Denmark is renowned as one of the world’s most advanced countries with a sterling record for social justice, equality and a generous welfare system.

However, not even the Danes have been spared the ravages of the economic crisis in Europe.

According to Denmark’s National Centre for Social Research (SFI), the country had registered 5,290 homeless people last year – half of whom live in urban centers, including Copenhagen, where the cost of living is very high.

The Copenhagen Post reported that, similar to many other western nations, the homeless in Denmark tend to suffer from alcoholism, drug abuse and mental illness.

One of Denmark’s street people is Henrik ‘Popeye’ Jørgensen, who at age 50 has been homeless for more than half of his life.

 "I get angry at myself, thinking about the bad choices I have made in my life,” he told the Post.

The Danish government has provided apartments for some homeless people, in order to give them some sense of stability. But the policy does not work for everyone.

“If you are put in an apartment with bare walls, you feel isolated with no one to talk to, and you go back onto the street,” said Poul Strove Nielsen, the editor of Hus Forbi, a street newspaper, according to the Post.

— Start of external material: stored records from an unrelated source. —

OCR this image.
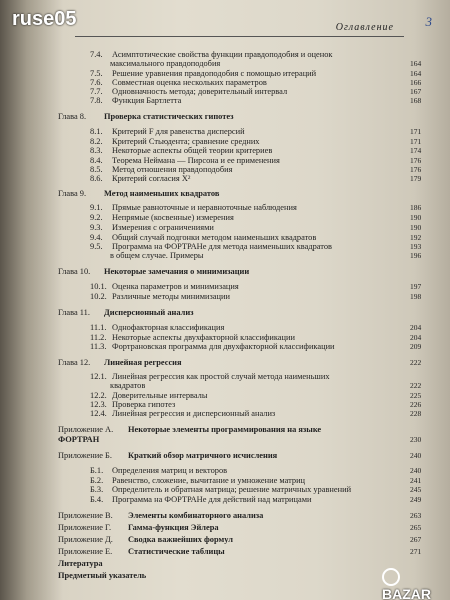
Оглавление 3
7.4. Асимптотические свойства функции правдоподобия и оценок
максимального правдоподобия	164
7.5. Решение уравнения правдоподобия с помощью итераций	164
7.6. Совместная оценка нескольких параметров	166
7.7. Одновначность метода; доверительный интервал	167
7.8. Функция Бартлетта	168
Глава 8. Проверка статистических гипотез
8.1. Критерий F для равенства дисперсий	171
8.2. Критерий Стьюдента; сравнение средних	171
8.3. Некоторые аспекты общей теории критериев	174
8.4. Теорема Неймана — Пирсона и ее применения	176
8.5. Метод отношения правдоподобия	176
8.6. Критерий согласия X²	179
Глава 9. Метод наименьших квадратов
9.1. Прямые равноточные и неравноточные наблюдения	186
9.2. Непрямые (косвенные) измерения	190
9.3. Измерения с ограничениями	190
9.4. Общий случай подгонки методом наименьших квадратов	192
9.5. Программа на ФОРТРАНе для метода наименьших квадратов	193
в общем случае. Примеры	196
Глава 10. Некоторые замечания о минимизации
10.1. Оценка параметров и минимизация	197
10.2. Различные методы минимизации	198
Глава 11. Дисперсионный анализ
11.1. Однофакторная классификация	204
11.2. Некоторые аспекты двухфакторной классификации	204
11.3. Фортрановская программа для двухфакторной классификации	209
Глава 12. Линейная регрессия	222
12.1. Линейная регрессия как простой случай метода наименьших
квадратов	222
12.2. Доверительные интервалы	225
12.3. Проверка гипотез	226
12.4. Линейная регрессия и дисперсионный анализ	228
Приложение А. Некоторые элементы программирования на языке
ФОРТРАН	230
Приложение Б. Краткий обзор матричного исчисления	240
Б.1. Определения матриц и векторов	240
Б.2. Равенство, сложение, вычитание и умножение матриц	241
Б.3. Определитель и обратная матрица; решение матричных уравнений	245
Б.4. Программа на ФОРТРАНе для действий над матрицами	249
Приложение В. Элементы комбинаторного анализа	263
Приложение Г. Гамма-функция Эйлера	265
Приложение Д. Сводка важнейших формул	267
Приложение Е. Статистические таблицы	271
Литература
Предметный указатель
ruse05
BAZAR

That is precisely what happened to Jørgensen, one of Hus Forbi’s registered sellers.

Annette Mainz, the manager of Herberget Lindevangen, a homeless shelter in the city of Frederiksberg, just outside of Copenhagen, cautioned that drugs and alcohol were not the sole determinants behind homelessness.

“It is common to think that when you’re homeless, you have to look a certain way and sit with a beer, but you can actually be homeless in another way, which is just as horrible,” she told the Post.

“[The homeless] don’t know how to cook, they don’t know how to look after their own money, they don’t know how to behave properly, or even to read.”

Mainz added that Denmark’s extravagant welfare state may have created a sense of entitlement among the country’s youth.

“It’s like people have an attitude where they think ‘the council has to help me somehow,’” she said.

“It means they haven’t learnt anything! I’m not thinking of miracles, I’m thinking of small steps, like being able to pay the rent every month.”

An SFI report on Danish homelessness in 2009 noted that 50 percent of the nation’s homeless live in the Greater Copenhagen Area, and the majority of this group comprised young or middle-aged men.

“Only very few have any attachment to the labor market,” SFI noted.

“Homelessness is a problem particularly for vulnerable groups, as many of the homeless suffer from mental disorders and are substance or alcohol abusers. Many homeless people state that these conditions are significant contributing factors to their homelessness. In spite of this, only approximately 50 percent of the homeless receive any kind of treatment to help them deal with their abuse or mental problems. Only one in three have signed up for a place to live or an accommodation programme, and one in four have been homeless for more than two years.”

In the meantime, the homeless problem in Denmark is unlikely to ease anytime soon.

Earlier this month, the government's statistics office reported that Denmark’s GDP shrank 0.5 percent in the second quarter on a year-over-year basis, while it cut its 2012 GDP forecast to 0.9 percent from 1.1 percent.

Net unemployment is now at 4.7 percent, the highest level in six years. Labor Minister Mette Frederiksen warned that the jobless rate will continue to climb into 2013.

“Getting a job at the moment is difficult enough, let alone when the jobseeker is inefficient,” said Jann Sjursen, chairman of the Rådet for Socialt Udsatte (Council of Socially Marginalized People), according to the Post.

“The problem in Denmark and other European countries at the moment is there’s no work. And if you have health problems and you’re not very good at getting up in the mornings and you’re not stabilized, then it’s hard to get a job.”

Homelessness in Denmark is also linked to rising rates of suicide.

The European Federation of National Organizations Working with the Homeless (FEANTSA) stated that in Denmark, homeless men are 7.3-times more likely to kill themselves than the general population, while homeless women are 14.8 times more likely to do so.